This repository offers a structured pathway to broaden your technical and analytical abilities through hands-on exercises, tutorials, and real-world examples. It highlights the pivotal role of research data management, guiding you from data collection and organization to long-term preservation and responsible sharing.
By weaving in best practices for metadata creation, version control, and reproducible workflows, this project empowers you to handle diverse datasets with confidence, ensuring your research remains transparent, reliable, and primed for future discovery.
This repository provides a comprehensive examination of Sierra Leone’s economy through variables such as GDP growth, inflation rates, employment figures, trade balances, and sectoral outputs. You’ll sharpen your skills in data cleaning, statistical modeling, and visualization by working with real-world datasets.
- Project Status
- Getting Started
- Dataset
- File Structure
- Analysis and Visualizations
- Future Enhancements
- Contributing
- License
- Acknowledgments
For a detailed log of recent changes and updates to the project, please see the project_updates.md file.
These instructions will get you a copy of the project up and running on your local machine for development and testing purposes.
- Clone the repository:
git clone <repository-url>
- Open the project in RStudio:
Open the
FAIR_DATA-Exercise.Rprojfile. - Install R packages:
Run the following command in the R console to install the necessary packages:
install.packages(c("ggplot2", "plotly", "readxl", "openxlsx", "dplyr", "lubridate"))
Open the fair_d.R script in RStudio and run it to perform the data analysis and generate the visualizations.
The dataset used for this analysis is Research_data.xlsx. It contains economic and health indicators for Sierra Leone. The columns include:
year: The year of the observation.gdp in $: Gross Domestic Product in US dollars.gdp per capita $: GDP per capita in US dollars.gee_pof_gdp: Percentage of Government Expenditure on Education.ghe_pof_gdp: Percentage of Government Health Expenditure of GDP.
For more detailed information about the dataset, please refer to the MetaData.docx file.
.
├── .gitignore
├── fair_d.R
├── FAIR_DATA-Exercise.Rproj
├── GEMINI.md
├── LICENSE
├── MetaData.docx
├── project_updates.md
├── README.md
├── Research_data.xlsx
└── Vizualizations
└── Vizualizations
├── ... (HTML and PNG files)
└── about_visuals.md
.Rproj: The RStudio project file..R: The main R script for the analysis.Research_data.xlsx: The dataset file.Vizualizations/Vizualizations/: Contains the output visualizations from the R script.Vizualizations/Vizualizations/about_visuals.md: Documentation for the visualizations.MetaData.docx: Contains the metadata for the dataset.GEMINI.md: Guidelines for interacting with this project using Gemini.project_updates.md: A log of recent changes to the project.LICENSE: The project license.README.md: This file.
The fair_d.R script performs the following steps:
- Loads the data from
Research_data.xlsx. - Cleans the data by removing unnecessary columns and rows with missing values.
- Transforms the data, including converting the 'year' column to a date format.
- Generates visualizations to explore the relationships between different variables.
The following visualizations are created:
- A line chart showing the trend of GDP over the years.
- A line chart showing the trend of the percentage of government expenditure on education.
- A scatter plot of Government Health Expenditure vs. GDP Per Capita.
- A linear regression plot of GDP Per Capita vs. Government Health Expenditure.
The generated plots are saved in the Vizualizations/ directory in both HTML (interactive) and PNG (static) formats. You can find more details about the visualizations in Vizualizations/Vizualizations/about_visuals.md.
The current analysis provides a foundational understanding of the data. Future work could expand on this by incorporating more advanced econometric techniques to explore the causal impact of government health expenditure on GDP. Potential enhancements include:
-
Advanced Regression Analysis:
- Multiple Regression: Include other relevant variables (e.g., education expenditure, inflation) to build a more robust model of GDP.

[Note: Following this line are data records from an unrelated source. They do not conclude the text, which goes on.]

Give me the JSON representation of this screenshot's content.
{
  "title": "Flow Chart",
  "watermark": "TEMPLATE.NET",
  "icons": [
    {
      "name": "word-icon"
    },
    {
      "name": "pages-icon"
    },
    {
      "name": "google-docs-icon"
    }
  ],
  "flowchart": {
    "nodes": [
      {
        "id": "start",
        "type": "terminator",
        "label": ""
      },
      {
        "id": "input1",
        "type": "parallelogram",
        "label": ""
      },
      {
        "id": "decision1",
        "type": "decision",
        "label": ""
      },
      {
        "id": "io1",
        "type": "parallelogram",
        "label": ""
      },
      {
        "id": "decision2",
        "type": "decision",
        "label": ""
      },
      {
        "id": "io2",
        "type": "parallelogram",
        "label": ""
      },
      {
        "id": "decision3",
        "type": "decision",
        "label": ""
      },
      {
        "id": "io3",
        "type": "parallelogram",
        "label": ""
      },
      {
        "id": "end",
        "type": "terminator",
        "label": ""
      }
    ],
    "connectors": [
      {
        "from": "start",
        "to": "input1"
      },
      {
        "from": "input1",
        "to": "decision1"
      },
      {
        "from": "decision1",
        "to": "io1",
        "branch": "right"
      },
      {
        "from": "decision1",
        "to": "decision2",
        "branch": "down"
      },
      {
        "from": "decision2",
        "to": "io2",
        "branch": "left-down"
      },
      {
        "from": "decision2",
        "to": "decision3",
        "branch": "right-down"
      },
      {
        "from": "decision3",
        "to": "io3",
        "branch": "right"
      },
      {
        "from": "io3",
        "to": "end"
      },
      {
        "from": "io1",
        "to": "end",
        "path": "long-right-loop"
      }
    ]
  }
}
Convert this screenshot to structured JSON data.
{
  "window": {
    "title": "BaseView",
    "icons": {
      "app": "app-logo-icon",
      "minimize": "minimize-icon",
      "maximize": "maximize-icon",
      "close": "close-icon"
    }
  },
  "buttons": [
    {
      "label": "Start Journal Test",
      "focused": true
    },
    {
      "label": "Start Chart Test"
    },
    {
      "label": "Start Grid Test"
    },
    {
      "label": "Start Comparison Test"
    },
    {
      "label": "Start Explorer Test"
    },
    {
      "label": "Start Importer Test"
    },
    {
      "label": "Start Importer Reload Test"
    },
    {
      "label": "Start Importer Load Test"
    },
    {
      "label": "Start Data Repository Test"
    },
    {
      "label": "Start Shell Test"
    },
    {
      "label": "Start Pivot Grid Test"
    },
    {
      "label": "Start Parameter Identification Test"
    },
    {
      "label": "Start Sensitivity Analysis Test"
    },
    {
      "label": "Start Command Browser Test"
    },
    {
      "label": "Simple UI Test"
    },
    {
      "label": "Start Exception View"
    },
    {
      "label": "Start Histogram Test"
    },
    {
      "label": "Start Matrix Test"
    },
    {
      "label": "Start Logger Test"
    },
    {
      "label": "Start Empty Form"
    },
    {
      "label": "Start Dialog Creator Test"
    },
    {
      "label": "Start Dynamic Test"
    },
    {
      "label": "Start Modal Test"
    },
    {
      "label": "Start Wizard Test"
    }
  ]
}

- Panel Data Analysis: If data from multiple countries or regions were available, panel data models could control for unobserved heterogeneity.
-
Time Series Analysis:
- ARIMA (Autoregressive Integrated Moving Average): Model and forecast GDP and health expenditure as time series data.
- GARCH (Generalized Autoregressive Conditional Heteroskedasticity): Model the volatility in the economic data.
- Vector Autoregression (VAR): Analyze the dynamic relationships between multiple time series variables simultaneously.
-
Causality Tests:
- Granger Causality Test: Investigate whether past values of health expenditure can predict future values of GDP.
Contributions are welcome! Please follow these steps:
- Fork the Project
- Create your Feature Branch (
git checkout -b feature/AmazingFeature) - Commit your Changes (
git commit -m '''Add some AmazingFeature''') - Push to the Branch (
git push origin feature/AmazingFeature) - Open a Pull Request
This project is licensed under the Apache License 2.0 - see the LICENSE file for details.
- Elwazi-Open Data Science Platform for the Research Data Management Course.